If the standardized partial coefficient was interpreted as the semi-partial correlation, the perceived effect size would be inflated by 25%! Consequently, a researcher would interpret a predictor as having a larger effect than it truly had. For multiple regressions with many predictors (e.g., 20), the tolerance of a predictor can be less than .64, resulting in even greater perceived upward bias. To be fair, the standardized partial coefficient and semi-partial correlation will be very similar and the perceived bias very small when there is negligible multicollinearity.

Famous researchers in articles published in top-tier journals interpret standardized partial coefficients as if they were semi-partial correlations using Jacob Cohen’s heuristics for small (r = .10), medium (r = .30), and large (r = .50) correlations. In the abstract of one of Angela Duckworth and colleagues’ (2012) papers, they state “conscientiousness demonstrated beneficial associations of small-to-medium magnitude with all success outcomes” based upon standardized partial coefficients around .20. However, their models had 9 other predictors, including cognitive ability. The potential tolerance of conscientiousness could easily have been significantly less than 1 indicating a perceived inflation of its effect size.

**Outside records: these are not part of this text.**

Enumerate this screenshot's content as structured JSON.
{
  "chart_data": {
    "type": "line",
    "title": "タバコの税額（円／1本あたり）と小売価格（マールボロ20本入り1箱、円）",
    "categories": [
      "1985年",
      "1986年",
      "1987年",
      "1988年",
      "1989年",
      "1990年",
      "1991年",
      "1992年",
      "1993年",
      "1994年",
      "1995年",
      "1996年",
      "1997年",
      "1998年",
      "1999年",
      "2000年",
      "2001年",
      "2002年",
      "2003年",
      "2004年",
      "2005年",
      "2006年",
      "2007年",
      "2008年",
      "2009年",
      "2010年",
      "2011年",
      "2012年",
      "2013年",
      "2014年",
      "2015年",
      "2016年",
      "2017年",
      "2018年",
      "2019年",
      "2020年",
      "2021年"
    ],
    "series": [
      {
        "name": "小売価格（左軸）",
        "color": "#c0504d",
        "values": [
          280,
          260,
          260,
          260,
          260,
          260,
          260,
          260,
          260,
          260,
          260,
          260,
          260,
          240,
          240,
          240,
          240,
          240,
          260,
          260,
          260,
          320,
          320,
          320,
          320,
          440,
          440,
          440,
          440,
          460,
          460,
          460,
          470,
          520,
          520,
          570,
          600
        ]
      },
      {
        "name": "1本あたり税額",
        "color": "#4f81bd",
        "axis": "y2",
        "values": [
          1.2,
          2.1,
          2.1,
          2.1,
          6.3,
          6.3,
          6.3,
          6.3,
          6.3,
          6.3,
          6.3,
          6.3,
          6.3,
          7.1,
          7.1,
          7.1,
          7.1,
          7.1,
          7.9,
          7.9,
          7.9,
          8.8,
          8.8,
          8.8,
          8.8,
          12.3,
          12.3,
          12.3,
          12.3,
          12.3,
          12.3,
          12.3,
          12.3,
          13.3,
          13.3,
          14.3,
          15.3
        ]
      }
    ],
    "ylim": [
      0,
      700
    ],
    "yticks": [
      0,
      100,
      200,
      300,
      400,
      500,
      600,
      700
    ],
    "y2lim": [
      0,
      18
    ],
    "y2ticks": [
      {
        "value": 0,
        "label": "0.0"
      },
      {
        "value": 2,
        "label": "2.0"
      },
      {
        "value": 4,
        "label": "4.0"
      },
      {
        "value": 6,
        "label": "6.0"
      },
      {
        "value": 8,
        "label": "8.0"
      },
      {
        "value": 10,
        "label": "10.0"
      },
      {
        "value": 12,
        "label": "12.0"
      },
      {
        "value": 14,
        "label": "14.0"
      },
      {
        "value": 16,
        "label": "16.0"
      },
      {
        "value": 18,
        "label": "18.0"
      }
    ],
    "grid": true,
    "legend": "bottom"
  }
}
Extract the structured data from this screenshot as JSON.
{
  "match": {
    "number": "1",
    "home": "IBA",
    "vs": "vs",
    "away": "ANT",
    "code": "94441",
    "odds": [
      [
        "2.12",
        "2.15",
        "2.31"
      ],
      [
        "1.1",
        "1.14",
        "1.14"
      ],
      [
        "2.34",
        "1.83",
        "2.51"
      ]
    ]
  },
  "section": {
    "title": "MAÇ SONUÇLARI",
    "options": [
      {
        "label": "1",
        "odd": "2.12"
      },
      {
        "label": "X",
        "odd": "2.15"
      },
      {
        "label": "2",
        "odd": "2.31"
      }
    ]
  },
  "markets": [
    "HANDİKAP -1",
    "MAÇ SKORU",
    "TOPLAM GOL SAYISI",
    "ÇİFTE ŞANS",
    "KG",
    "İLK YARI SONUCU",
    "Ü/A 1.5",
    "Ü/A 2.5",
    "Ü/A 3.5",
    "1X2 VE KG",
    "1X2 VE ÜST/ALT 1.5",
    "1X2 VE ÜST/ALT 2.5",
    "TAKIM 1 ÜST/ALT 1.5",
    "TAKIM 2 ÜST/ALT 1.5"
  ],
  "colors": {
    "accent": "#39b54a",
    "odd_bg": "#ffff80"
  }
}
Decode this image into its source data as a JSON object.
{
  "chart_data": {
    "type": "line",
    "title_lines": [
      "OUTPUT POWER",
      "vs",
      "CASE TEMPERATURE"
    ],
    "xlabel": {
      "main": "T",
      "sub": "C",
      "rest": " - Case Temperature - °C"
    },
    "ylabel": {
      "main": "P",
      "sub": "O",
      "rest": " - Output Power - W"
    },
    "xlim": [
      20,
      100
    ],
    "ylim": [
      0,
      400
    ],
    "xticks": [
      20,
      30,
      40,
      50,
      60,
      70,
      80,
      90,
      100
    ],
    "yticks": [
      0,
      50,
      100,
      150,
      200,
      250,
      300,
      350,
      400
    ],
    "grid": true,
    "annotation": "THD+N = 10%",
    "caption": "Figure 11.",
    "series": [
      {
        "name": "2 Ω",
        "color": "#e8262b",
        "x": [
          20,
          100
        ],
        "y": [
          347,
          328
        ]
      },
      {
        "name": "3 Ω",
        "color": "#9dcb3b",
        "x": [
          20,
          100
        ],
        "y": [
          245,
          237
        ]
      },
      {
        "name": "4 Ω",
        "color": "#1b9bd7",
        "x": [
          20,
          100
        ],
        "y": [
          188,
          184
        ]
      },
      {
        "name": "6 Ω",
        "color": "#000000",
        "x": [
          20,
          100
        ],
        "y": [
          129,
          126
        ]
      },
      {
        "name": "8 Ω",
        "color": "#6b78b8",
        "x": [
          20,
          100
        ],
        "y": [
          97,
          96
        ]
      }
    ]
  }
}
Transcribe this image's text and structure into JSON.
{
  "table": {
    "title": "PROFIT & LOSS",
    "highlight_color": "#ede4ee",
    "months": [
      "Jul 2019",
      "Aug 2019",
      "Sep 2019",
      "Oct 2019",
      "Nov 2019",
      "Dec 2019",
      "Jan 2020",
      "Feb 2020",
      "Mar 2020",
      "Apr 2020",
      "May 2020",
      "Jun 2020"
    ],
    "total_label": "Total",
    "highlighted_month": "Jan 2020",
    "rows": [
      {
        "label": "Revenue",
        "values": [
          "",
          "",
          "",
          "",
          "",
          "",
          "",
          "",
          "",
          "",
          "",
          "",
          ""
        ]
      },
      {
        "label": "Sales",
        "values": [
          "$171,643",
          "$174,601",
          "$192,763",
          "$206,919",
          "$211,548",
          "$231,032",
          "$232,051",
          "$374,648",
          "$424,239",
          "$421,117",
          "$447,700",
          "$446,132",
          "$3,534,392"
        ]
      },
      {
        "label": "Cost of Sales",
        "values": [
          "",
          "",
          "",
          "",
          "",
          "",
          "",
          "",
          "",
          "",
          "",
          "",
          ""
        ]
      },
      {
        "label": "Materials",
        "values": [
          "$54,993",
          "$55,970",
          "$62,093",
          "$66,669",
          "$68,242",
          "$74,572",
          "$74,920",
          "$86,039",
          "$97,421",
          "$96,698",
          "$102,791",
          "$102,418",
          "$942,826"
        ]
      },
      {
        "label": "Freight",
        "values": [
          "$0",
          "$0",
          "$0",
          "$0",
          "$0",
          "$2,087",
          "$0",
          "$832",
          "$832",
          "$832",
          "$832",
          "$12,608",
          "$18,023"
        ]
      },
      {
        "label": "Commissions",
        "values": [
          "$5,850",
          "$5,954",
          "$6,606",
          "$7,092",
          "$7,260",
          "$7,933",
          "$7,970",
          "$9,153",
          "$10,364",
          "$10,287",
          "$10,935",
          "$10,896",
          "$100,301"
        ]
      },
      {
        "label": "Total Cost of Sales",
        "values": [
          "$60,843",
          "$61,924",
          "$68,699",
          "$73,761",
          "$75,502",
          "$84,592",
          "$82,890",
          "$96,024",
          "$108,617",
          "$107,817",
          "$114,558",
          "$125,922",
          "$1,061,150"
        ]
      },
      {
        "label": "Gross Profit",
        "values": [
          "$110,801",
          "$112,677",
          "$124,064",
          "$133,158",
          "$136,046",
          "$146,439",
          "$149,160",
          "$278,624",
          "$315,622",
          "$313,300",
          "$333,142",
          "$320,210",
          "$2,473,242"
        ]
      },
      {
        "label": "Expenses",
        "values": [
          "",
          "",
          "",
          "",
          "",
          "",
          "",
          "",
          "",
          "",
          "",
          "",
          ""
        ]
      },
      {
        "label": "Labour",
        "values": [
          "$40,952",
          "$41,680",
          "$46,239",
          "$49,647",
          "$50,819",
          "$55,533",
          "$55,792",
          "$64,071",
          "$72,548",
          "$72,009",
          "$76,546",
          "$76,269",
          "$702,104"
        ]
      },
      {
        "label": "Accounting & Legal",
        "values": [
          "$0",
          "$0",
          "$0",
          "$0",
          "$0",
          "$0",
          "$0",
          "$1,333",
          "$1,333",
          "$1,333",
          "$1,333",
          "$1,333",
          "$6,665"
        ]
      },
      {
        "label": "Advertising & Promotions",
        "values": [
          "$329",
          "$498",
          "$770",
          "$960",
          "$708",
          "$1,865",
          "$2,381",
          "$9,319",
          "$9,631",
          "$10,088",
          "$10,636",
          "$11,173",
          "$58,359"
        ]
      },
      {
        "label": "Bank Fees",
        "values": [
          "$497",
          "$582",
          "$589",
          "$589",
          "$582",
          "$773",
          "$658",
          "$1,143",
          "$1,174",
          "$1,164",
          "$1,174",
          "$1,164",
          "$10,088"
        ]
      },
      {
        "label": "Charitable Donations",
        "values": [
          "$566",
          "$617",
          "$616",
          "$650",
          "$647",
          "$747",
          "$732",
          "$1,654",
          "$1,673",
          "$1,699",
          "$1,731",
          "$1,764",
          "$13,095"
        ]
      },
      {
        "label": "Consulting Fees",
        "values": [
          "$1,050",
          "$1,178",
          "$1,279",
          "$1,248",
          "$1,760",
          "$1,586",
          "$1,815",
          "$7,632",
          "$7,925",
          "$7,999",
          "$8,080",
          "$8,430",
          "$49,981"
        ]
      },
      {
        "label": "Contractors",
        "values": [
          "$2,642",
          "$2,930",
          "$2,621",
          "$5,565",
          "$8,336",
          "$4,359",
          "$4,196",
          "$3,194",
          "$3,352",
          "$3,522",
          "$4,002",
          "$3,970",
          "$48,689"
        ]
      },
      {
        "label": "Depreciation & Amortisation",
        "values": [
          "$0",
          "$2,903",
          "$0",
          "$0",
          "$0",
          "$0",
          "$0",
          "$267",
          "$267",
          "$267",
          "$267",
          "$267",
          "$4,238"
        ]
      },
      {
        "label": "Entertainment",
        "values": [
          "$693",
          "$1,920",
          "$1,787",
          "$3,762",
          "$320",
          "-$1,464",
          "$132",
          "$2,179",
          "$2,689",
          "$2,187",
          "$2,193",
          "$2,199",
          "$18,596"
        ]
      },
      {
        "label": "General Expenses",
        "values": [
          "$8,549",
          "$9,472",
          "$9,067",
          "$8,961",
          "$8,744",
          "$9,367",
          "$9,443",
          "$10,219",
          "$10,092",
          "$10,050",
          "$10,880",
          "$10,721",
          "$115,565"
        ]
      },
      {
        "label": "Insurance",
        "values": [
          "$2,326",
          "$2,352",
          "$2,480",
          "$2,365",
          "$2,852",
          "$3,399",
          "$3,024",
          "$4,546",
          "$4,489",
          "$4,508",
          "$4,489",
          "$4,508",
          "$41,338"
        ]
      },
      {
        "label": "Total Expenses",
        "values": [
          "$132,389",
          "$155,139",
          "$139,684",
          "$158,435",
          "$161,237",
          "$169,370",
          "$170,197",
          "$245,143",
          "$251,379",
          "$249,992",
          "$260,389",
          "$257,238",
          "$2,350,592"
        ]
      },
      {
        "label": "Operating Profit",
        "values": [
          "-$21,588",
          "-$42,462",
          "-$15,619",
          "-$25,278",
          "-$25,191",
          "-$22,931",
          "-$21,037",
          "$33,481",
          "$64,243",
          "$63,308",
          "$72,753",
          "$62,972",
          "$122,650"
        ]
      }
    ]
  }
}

Maybe the effect size of conscientiousness was actually small rather than small-to-medium.

In conclusion, I am not sure why researchers use standardized partial coefficients as their main effect size in multiple regression. Although more informative than unstandardized partial coefficients, they are still difficult to interpret. When I see a researcher report standardized partial coefficients, I try to find each predictor’s tolerance and convert them to semi-partial correlations – a statistic I know how to interpret. Some researchers incorrectly interpret them as semi-partial correlations, which overestimate predictors’ perceived effects. Instead, I argue for simply using semi-partial correlations as the main effect size in multiple regression. They can easily be understood as a type of correlation that has an interpretation most researchers are familiar with.